A atualização do boletim considera a Semana Epidemiológica 16, correspondente ao período de sábado, 19, a sexta-feira, 25. O documento aponta que a maioria dos estados brasileiros apresenta incidência de SRAG em nível de alerta, risco ou alto risco. As exceções são Rio de Janeiro, São Paulo e Rio Grande do Sul.
Crescimento entre crianças pequenas
O boletim também destaca preocupação com o aumento de casos de SRAG associados ao vírus sincicial respiratório, que atinge principalmente crianças de até dois anos. Esse crescimento foi observado em estados de todas as regiões do país, incluindo Alagoas, além de Bahia, Ceará, Pernambuco, Paraíba, Rio Grande do Norte, Sergipe e São Paulo.
Além disso, 16 unidades federativas apresentam tendência de aumento de SRAG no longo prazo, entre elas Alagoas, Amazonas, Distrito Federal, Goiás, Maranhão, Minas Gerais, Paraná, Pernambuco, Rio Grande do Norte e Santa Catarina.
Capitais em alerta
Entre as capitais brasileiras monitoradas, Maceió aparece entre as 13 cidades com nível de atividade de SRAG em alerta, risco ou alto risco.

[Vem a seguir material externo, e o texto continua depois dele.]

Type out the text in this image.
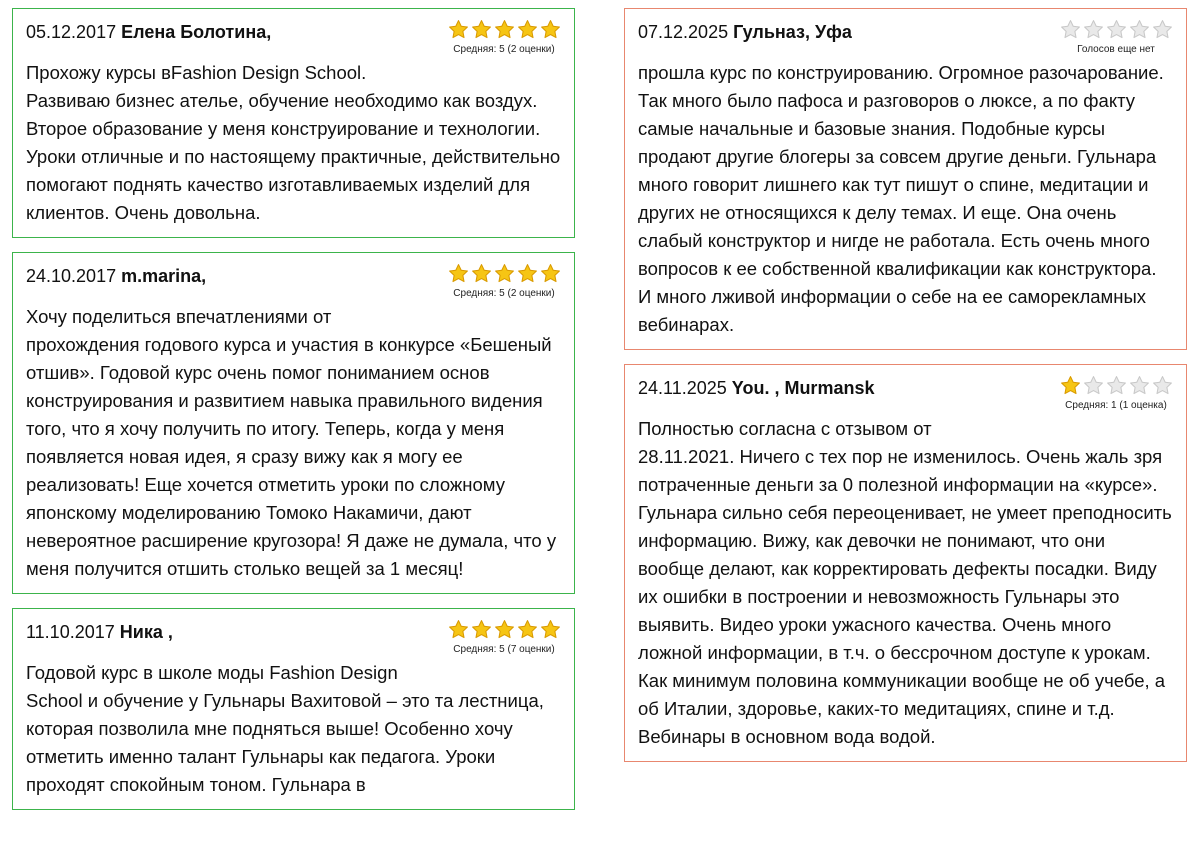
05.12.2017 Елена Болотина,
Средняя: 5 (2 оценки)
Прохожу курсы вFashion Design School.
Развиваю бизнес ателье, обучение необходимо как воздух. Второе образование у меня конструирование и технологии. Уроки отличные и по настоящему практичные, действительно помогают поднять качество изготавливаемых изделий для клиентов. Очень довольна.
24.10.2017 m.marina,
Средняя: 5 (2 оценки)
Хочу поделиться впечатлениями от
прохождения годового курса и участия в конкурсе «Бешеный отшив». Годовой курс очень помог пониманием основ конструирования и развитием навыка правильного видения того, что я хочу получить по итогу. Теперь, когда у меня появляется новая идея, я сразу вижу как я могу ее реализовать! Еще хочется отметить уроки по сложному японскому моделированию Томоко Накамичи, дают невероятное расширение кругозора! Я даже не думала, что у меня получится отшить столько вещей за 1 месяц!
11.10.2017 Ника ,
Средняя: 5 (7 оценки)
Годовой курс в школе моды Fashion Design
School и обучение у Гульнары Вахитовой – это та лестница, которая позволила мне подняться выше! Особенно хочу отметить именно талант Гульнары как педагога. Уроки проходят спокойным тоном. Гульнара в
07.12.2025 Гульназ, Уфа
Голосов еще нет
прошла курс по конструированию. Огромное разочарование. Так много было пафоса и разговоров о люксе, а по факту самые начальные и базовые знания. Подобные курсы продают другие блогеры за совсем другие деньги. Гульнара много говорит лишнего как тут пишут о спине, медитации и других не относящихся к делу темах. И еще. Она очень слабый конструктор и нигде не работала. Есть очень много вопросов к ее собственной квалификации как конструктора. И много лживой информации о себе на ее саморекламных вебинарах.
24.11.2025 You. , Murmansk
Средняя: 1 (1 оценка)
Полностью согласна с отзывом от
28.11.2021. Ничего с тех пор не изменилось. Очень жаль зря потраченные деньги за 0 полезной информации на «курсе».
Гульнара сильно себя переоценивает, не умеет преподносить информацию. Вижу, как девочки не понимают, что они вообще делают, как корректировать дефекты посадки. Виду их ошибки в построении и невозможность Гульнары это выявить. Видео уроки ужасного качества. Очень много ложной информации, в т.ч. о бессрочном доступе к урокам. Как минимум половина коммуникации вообще не об учебе, а об Италии, здоровье, каких-то медитациях, спине и т.д. Вебинары в основном вода водой.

A capital alagoana está ao lado de Recife, João Pessoa, Natal, Brasília, Campo Grande, Vitória e Belém.
A pesquisadora Tatiana Portella, do Programa de Computação Científica da Fiocruz, reforçou que a vacinação continua sendo a principal forma de prevenção contra quadros graves das doenças respiratórias.
Segundo ela, a imunização é especialmente importante para grupos prioritários, como crianças, idosos, gestantes e pessoas com comorbidades.
Situação no Brasil
Em 2026, o país já registrou 46.344 casos de SRAG, com 1.960 mortes. Entre os vírus identificados nas últimas semanas estão influenza A, vírus sincicial respiratório, rinovírus e COVID-19.
O Boletim InfoGripe faz parte das estratégias do Sistema Único de Saúde para monitorar casos graves de doenças respiratórias e orientar ações de vigilância em saúde em todo o país.